Lo expuesto justifica que esta Sala coincida con la sentencia apelada en descartar la responsabilidad de la abogada demanda y que el recurso deba ser desestimado en cuanto a su pretensión principal.

CUARTO.- No obstante, como hemos señalado reiteradamente en los fundamentos precedentes, el caso presentaba serías dudas de hecho, que han obligado a acudir a la aplicación de las normas de distribución de la carga de la prueba para su resolución. Ello justifica que no proceda la imposición de las costas procesales de la primera instancia a la parte demandante (artículo 394.1 de la Ley de Enjuiciamiento Civil ). Y como el recurso se estima parcialmente tampoco procede imponer a ninguno del os litigantes las costas de la segunda instancia (artículo 398 de la Ley de Enjuiciamiento Civil ).

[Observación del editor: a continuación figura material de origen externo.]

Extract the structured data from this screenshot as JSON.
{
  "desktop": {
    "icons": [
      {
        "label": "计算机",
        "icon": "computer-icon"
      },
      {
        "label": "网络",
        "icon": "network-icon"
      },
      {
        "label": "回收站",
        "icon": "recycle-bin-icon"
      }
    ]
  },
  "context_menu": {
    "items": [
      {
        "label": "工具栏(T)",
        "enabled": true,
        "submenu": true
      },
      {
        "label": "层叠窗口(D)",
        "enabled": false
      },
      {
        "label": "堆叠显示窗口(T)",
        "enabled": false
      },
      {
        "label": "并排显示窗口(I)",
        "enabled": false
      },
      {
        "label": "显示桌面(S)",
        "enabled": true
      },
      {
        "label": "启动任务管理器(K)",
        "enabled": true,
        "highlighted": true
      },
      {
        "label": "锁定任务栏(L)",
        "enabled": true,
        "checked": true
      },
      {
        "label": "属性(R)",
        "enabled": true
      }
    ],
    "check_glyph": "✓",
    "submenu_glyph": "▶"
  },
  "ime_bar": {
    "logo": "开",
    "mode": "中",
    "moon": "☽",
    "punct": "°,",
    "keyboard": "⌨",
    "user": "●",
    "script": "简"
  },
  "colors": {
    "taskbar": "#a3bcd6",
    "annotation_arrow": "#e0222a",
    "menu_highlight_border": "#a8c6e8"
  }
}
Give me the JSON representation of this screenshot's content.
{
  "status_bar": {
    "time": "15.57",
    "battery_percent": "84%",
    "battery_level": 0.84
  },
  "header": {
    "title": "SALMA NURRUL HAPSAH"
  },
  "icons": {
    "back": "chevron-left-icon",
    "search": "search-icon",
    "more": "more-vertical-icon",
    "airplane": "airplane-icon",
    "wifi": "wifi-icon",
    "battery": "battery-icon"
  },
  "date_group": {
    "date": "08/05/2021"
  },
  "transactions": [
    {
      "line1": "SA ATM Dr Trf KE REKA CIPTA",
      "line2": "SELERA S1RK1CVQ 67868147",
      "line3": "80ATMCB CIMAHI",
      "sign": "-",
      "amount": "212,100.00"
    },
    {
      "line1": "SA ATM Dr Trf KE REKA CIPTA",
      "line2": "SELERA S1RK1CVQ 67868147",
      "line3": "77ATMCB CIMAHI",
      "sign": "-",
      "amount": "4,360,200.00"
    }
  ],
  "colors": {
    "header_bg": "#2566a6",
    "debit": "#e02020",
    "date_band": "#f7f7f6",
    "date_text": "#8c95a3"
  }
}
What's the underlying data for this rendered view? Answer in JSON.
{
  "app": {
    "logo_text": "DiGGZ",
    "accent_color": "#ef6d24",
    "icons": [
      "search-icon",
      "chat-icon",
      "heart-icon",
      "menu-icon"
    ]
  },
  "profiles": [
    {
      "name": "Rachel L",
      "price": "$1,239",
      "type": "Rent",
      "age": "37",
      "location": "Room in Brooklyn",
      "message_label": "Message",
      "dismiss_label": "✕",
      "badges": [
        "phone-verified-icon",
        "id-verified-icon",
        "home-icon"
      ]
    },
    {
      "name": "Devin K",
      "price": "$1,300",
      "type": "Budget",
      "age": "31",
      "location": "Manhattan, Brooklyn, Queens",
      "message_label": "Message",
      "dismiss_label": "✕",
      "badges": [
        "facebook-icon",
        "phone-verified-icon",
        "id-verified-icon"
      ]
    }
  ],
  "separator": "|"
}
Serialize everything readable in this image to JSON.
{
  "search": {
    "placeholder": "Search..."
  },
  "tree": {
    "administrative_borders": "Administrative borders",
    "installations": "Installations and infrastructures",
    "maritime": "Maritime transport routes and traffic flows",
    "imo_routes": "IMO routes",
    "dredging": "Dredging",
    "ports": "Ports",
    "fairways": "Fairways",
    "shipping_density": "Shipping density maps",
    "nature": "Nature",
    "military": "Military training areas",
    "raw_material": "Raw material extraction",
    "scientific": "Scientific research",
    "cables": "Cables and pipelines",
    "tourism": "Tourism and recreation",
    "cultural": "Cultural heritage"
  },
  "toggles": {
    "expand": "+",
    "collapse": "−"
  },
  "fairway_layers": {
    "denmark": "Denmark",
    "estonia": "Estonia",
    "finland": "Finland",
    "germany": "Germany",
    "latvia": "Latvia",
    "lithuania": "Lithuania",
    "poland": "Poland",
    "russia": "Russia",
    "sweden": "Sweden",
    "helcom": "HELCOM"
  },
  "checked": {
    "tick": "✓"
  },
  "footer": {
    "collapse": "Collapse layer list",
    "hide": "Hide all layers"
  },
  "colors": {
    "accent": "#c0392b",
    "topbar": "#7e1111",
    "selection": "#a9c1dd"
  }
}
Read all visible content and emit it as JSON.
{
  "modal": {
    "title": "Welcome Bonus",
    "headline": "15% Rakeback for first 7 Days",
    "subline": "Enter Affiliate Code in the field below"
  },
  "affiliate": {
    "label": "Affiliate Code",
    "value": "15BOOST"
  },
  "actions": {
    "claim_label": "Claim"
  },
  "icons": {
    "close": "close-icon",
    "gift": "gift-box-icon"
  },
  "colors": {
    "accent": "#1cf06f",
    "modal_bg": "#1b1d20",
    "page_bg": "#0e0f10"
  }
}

Por todo lo expuesto, vistos los preceptos legales citados, sus concordantes y demás de general y pertinente aplicación, de conformidad con el artículo 117 de la Constitución en nombre de S.M. El Rey, por la autoridad conferida por el Pueblo español.

Fallo

Estimar parcialmente el recurso de apelación interpuesto por la representación procesal de D. Ricardo contra la sentencia de fecha 16 de marzo de 2005 del Juzgado de 1ª Instancia e Instrucción Núm. 1 de Santiago, dictada en el juicio ordinario núm. 8/2003, en el único sentido de que no procede imponer a ninguna de las partes las costas de la primera instancia, mantenido en lo demás los pronunciamientos de la sentencia apelada.

No se imponen a ninguno de los litigantes las costas del recurso.

Notifíquese esta Sentencia, en legal forma, a las partes haciéndoles saber, conforme preceptúa el artículo 248-4 de la Ley Orgánica del Poder Judicial , que la misma es firme, y que contra ella no cabe recurso alguno.

Dentro del plazo legal, devuélvanse las actuaciones originales con testimonio de la presente resolución al Juzgado de procedencia, para su ejecución y cumplimiento.

Así por esta nuestra sentencia de la que se pondrá certificación literal en el Rollo de Sala de su razón, incluyéndose el original en el Libro de Sentencias, definitivamente juzgando en esta instancia, lo pronunciamos, mandamos y firmamos. ANGEL PANTIN REIGADA.- JOSÉ RAMÓN SANCHEZ HERRERO.- JOSÉ GÓMEZ REY.

PUBLICACION.- Dada y pronunciada fue la anterior Sentencia por los Ilmos. Sres. Magistrados que la firman y leída por el/la Ilmo. Magistrado Ponente en el mismo día de su fecha, de lo que yo el/la Secretario certifico.

DILIGENCIA: Seguidamente se procede a cumplimentar la notificación de la anterior resolución. Doy fe.